Wednesday, 5 February 2025

Does she mind him being at home all day?

 


Does she mind him being home all day?

 

 

He hasn’t deleted all of her from the den…yet.

Her stained glass mosaic of a woman holding the moon still leans against the window, her purple skirt caught in the throes of flamenco.

 

But her Michelin France Eyewitness Top Ten Collection, Berlitz Budapest and Pocket Malta have been removed from the corner book shelf and Dervla Murphy’s On a Shoestring in Coory and Muddling through Madagascar are precariously wedged between his Manual of Chess Victory and The Secret of Tactical Chess. Hopefully Dervla’s survival instincts will prevail.

 

The roll top of the desk beneath the book shelf no longer flutters and clicks, expanding and contracting like an accordion. He prefers it left open.

 

On the filing cabinet a stapler, a paper puncher and a calculator have supplanted her tin box collection, Farrah’s Original Harrogate,Valroble Extra Virgin, that used to waft out the aroma of nougat and olives and travel.

 

Her postcards of El Cordobes, bicycles arched over the Herengracht, laundry strung from balconies on a Venetian canal, posted to herself from European mini-breaks, no longer bolster the second hand filing cabinet’s gable wall- stripped back now to scratched metal and adhesive strips.

 

And the sky behind the mosaic woman-moon is cracked.

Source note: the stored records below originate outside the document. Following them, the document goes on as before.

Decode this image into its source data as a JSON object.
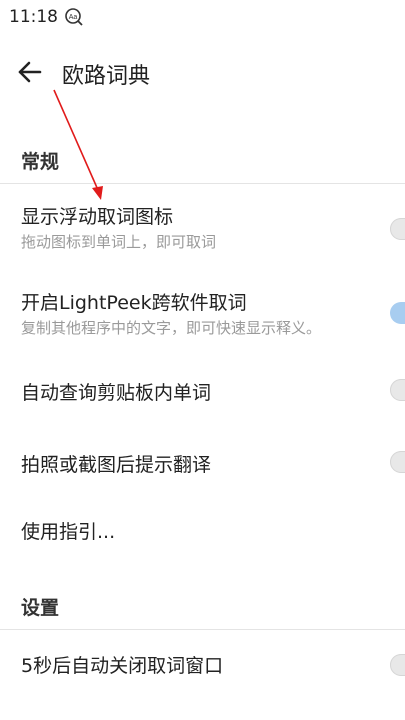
{
  "status_bar": {
    "time": "11:18",
    "notification_icon": "text-scan-icon"
  },
  "app_bar": {
    "back_icon": "arrow-left-icon",
    "title": "欧路词典"
  },
  "sections": {
    "general": "常规",
    "settings": "设置"
  },
  "items": {
    "floating_icon": {
      "title": "显示浮动取词图标",
      "subtitle": "拖动图标到单词上，即可取词",
      "enabled": false
    },
    "lightpeek": {
      "title": "开启LightPeek跨软件取词",
      "subtitle": "复制其他程序中的文字，即可快速显示释义。",
      "enabled": true
    },
    "clipboard": {
      "title": "自动查询剪贴板内单词",
      "enabled": false
    },
    "screenshot": {
      "title": "拍照或截图后提示翻译",
      "enabled": false
    },
    "guide": {
      "title": "使用指引..."
    },
    "auto_close": {
      "title": "5秒后自动关闭取词窗口",
      "enabled": false
    }
  },
  "colors": {
    "annotation_arrow": "#e11b1b",
    "toggle_on": "#a8cdf0",
    "toggle_off": "#e8e8e8"
  }
}
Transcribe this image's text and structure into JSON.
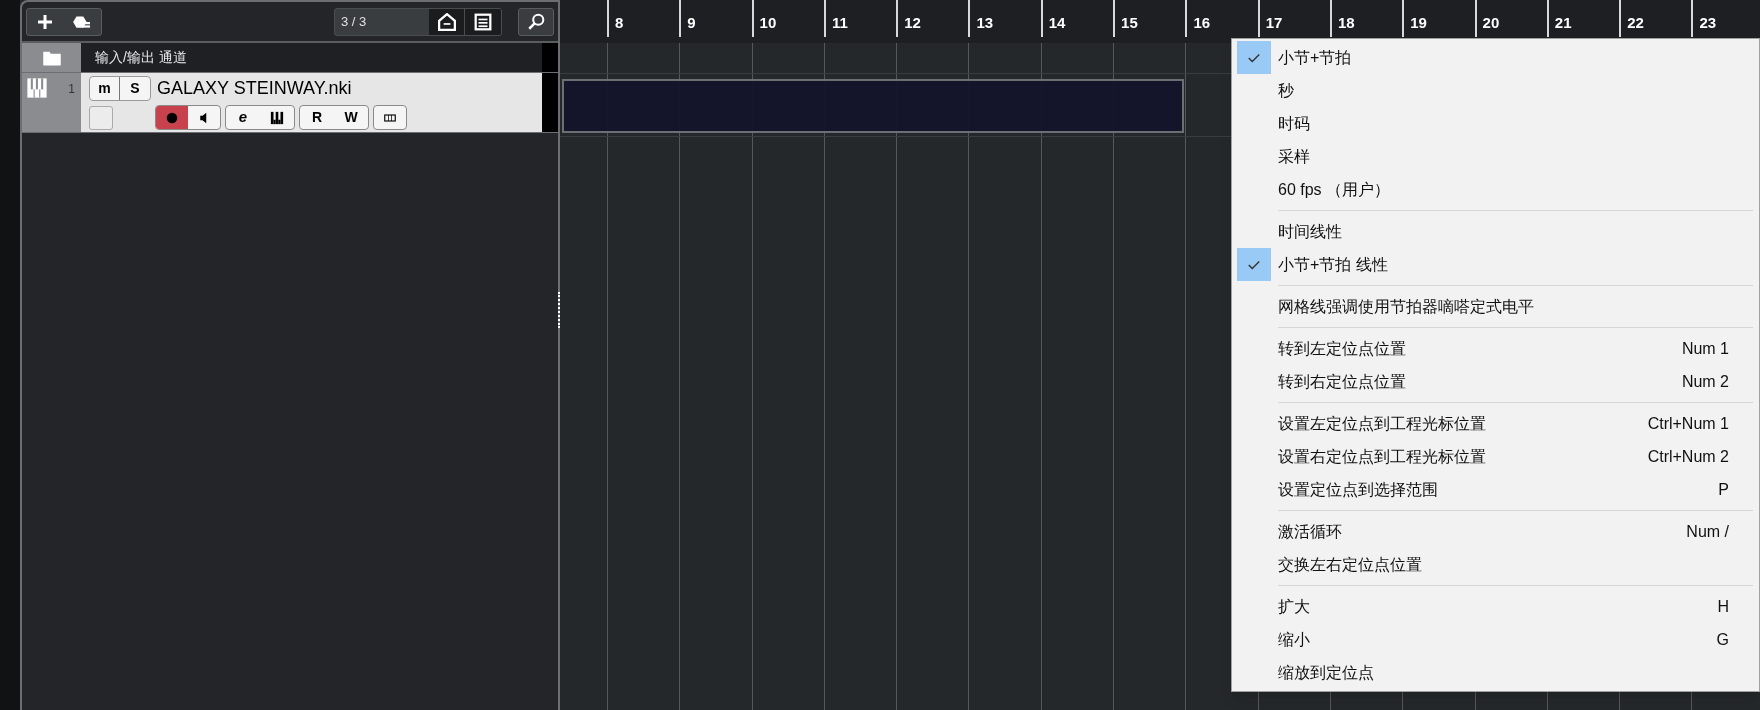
{
  "toolbar": {
    "track_counter": "3 / 3"
  },
  "track_list": {
    "header": {
      "title": "输入/输出 通道"
    },
    "tracks": [
      {
        "number": "1",
        "name": "GALAXY STEINWAY.nki",
        "mute_label": "m",
        "solo_label": "S",
        "record_enabled": true,
        "edit_label": "e",
        "read_label": "R",
        "write_label": "W"
      }
    ]
  },
  "ruler": {
    "bars": [
      "8",
      "9",
      "10",
      "11",
      "12",
      "13",
      "14",
      "15",
      "16",
      "17",
      "18",
      "19",
      "20",
      "21",
      "22",
      "23"
    ]
  },
  "context_menu": {
    "groups": [
      [
        {
          "label": "小节+节拍",
          "checked": true
        },
        {
          "label": "秒",
          "checked": false
        },
        {
          "label": "时码",
          "checked": false
        },
        {
          "label": "采样",
          "checked": false
        },
        {
          "label": "60 fps （用户）",
          "checked": false
        }
      ],
      [
        {
          "label": "时间线性",
          "checked": false
        },
        {
          "label": "小节+节拍 线性",
          "checked": true
        }
      ],
      [
        {
          "label": "网格线强调使用节拍器嘀嗒定式电平",
          "checked": false
        }
      ],
      [
        {
          "label": "转到左定位点位置",
          "shortcut": "Num 1",
          "checked": false
        },
        {
          "label": "转到右定位点位置",
          "shortcut": "Num 2",
          "checked": false
        }
      ],
      [
        {
          "label": "设置左定位点到工程光标位置",
          "shortcut": "Ctrl+Num 1",
          "checked": false
        },
        {
          "label": "设置右定位点到工程光标位置",
          "shortcut": "Ctrl+Num 2",
          "checked": false
        },
        {
          "label": "设置定位点到选择范围",
          "shortcut": "P",
          "checked": false
        }
      ],
      [
        {
          "label": "激活循环",
          "shortcut": "Num /",
          "checked": false
        },
        {
          "label": "交换左右定位点位置",
          "checked": false
        }
      ],
      [
        {
          "label": "扩大",
          "shortcut": "H",
          "checked": false
        },
        {
          "label": "缩小",
          "shortcut": "G",
          "checked": false
        },
        {
          "label": "缩放到定位点",
          "checked": false
        }
      ]
    ]
  }
}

The type of slit that could slice the top off unsuspecting flesh, and it’s a question of how long… before he decides that a brazen woman is the last thing he needs in his retirement.

 

Does she mind him being home all day?


Copyright 2017 Cathy Leonard

Thursday, 30 January 2025

St Brigid's Day- February 1st

 


St Brigid's Day in Ireland is considered to be the first day of Spring....well maybe....

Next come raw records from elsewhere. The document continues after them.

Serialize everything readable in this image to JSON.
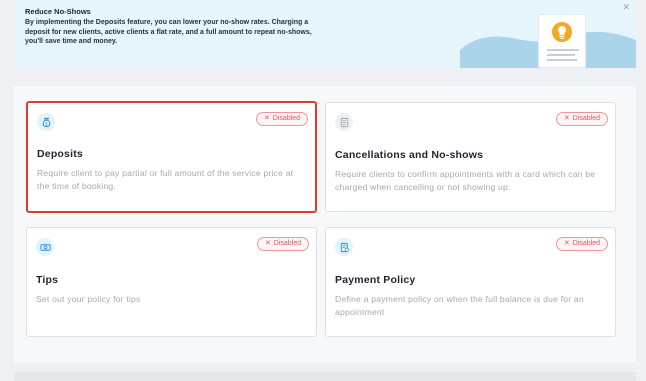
{
  "banner": {
    "title": "Reduce No-Shows",
    "text": "By implementing the Deposits feature, you can lower your no-show rates. Charging a deposit for new clients, active clients a flat rate, and a full amount to repeat no-shows, you'll save time and money.",
    "close_icon": "close-icon",
    "illustration_icon": "lightbulb-icon",
    "colors": {
      "background": "#e6f5fb",
      "wave": "#a9d4ea",
      "bulb": "#f3a81f"
    }
  },
  "cards": [
    {
      "icon": "money-bag-icon",
      "status": "Disabled",
      "title": "Deposits",
      "description": "Require client to pay partial or full amount of the service price at the time of booking."
    },
    {
      "icon": "document-icon",
      "status": "Disabled",
      "title": "Cancellations and No-shows",
      "description": "Require clients to confirm appointments with a card which can be charged when cancelling or not showing up."
    },
    {
      "icon": "cash-icon",
      "status": "Disabled",
      "title": "Tips",
      "description": "Set out your policy for tips"
    },
    {
      "icon": "receipt-icon",
      "status": "Disabled",
      "title": "Payment Policy",
      "description": "Define a payment policy on when the full balance is due for an appointment"
    }
  ],
  "colors": {
    "disabled_badge": "#e3545f",
    "highlight_border": "#e23a2f",
    "icon_accent": "#2b8fc7"
  }
}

Since we were given a Bank holiday to celebrate, the country has risen to the occasion and festivals are sprouting up everywhere. Traditionally the only way I ever celebrated was to gather reeds and make Brigid's Crosses, see poem below. 

The Cross is meant to protect against fire in the home and every year we burnt last year's cross and made a new one. We kept it simple. 

But I learn now that, in Kerry, villages are awash with biddies wearing white outfits and sporting elaborate straw hats. They rove in droves from house to house singing and dancing into the wee small hours over a period of four nights. I had no idea that we were missing out....

St Brigid's Day in Ireland


At Imbolg

 

Stooped to the rhythm of sickle

we gathered rushes from the bog

or ,with our hands, pulled stems

that raised wheals and reddened palms.

We lay them in piles and folded

and turned and turned and folded

until we made a centre that would hold.

 

Not knowing then that she was daughter of Dagda

Celtic goddess, crone turned maiden each Spring.

That we were cutting deeper than bog

i mbolg, at imbolg.


Copyright  Cathy Leonard 2016

Friday, 17 January 2025

Signs of Spring





January Ease

Now that the Christmas rush is over
I have time to construct a rib where before 
a stocking or garter would suffice
and at this January pace watch 
blue tits flitting off twitching stems of Martin's Spurge
note shoots even now breaking through compost
admire flames of  dogwood in the flower bed 
where Winter Daphne presides 
and even raise a brow at our one eyed kitty
who has already this week caught two mice
and an unfortunate house sparrow.

I think this sock will be some time in the making.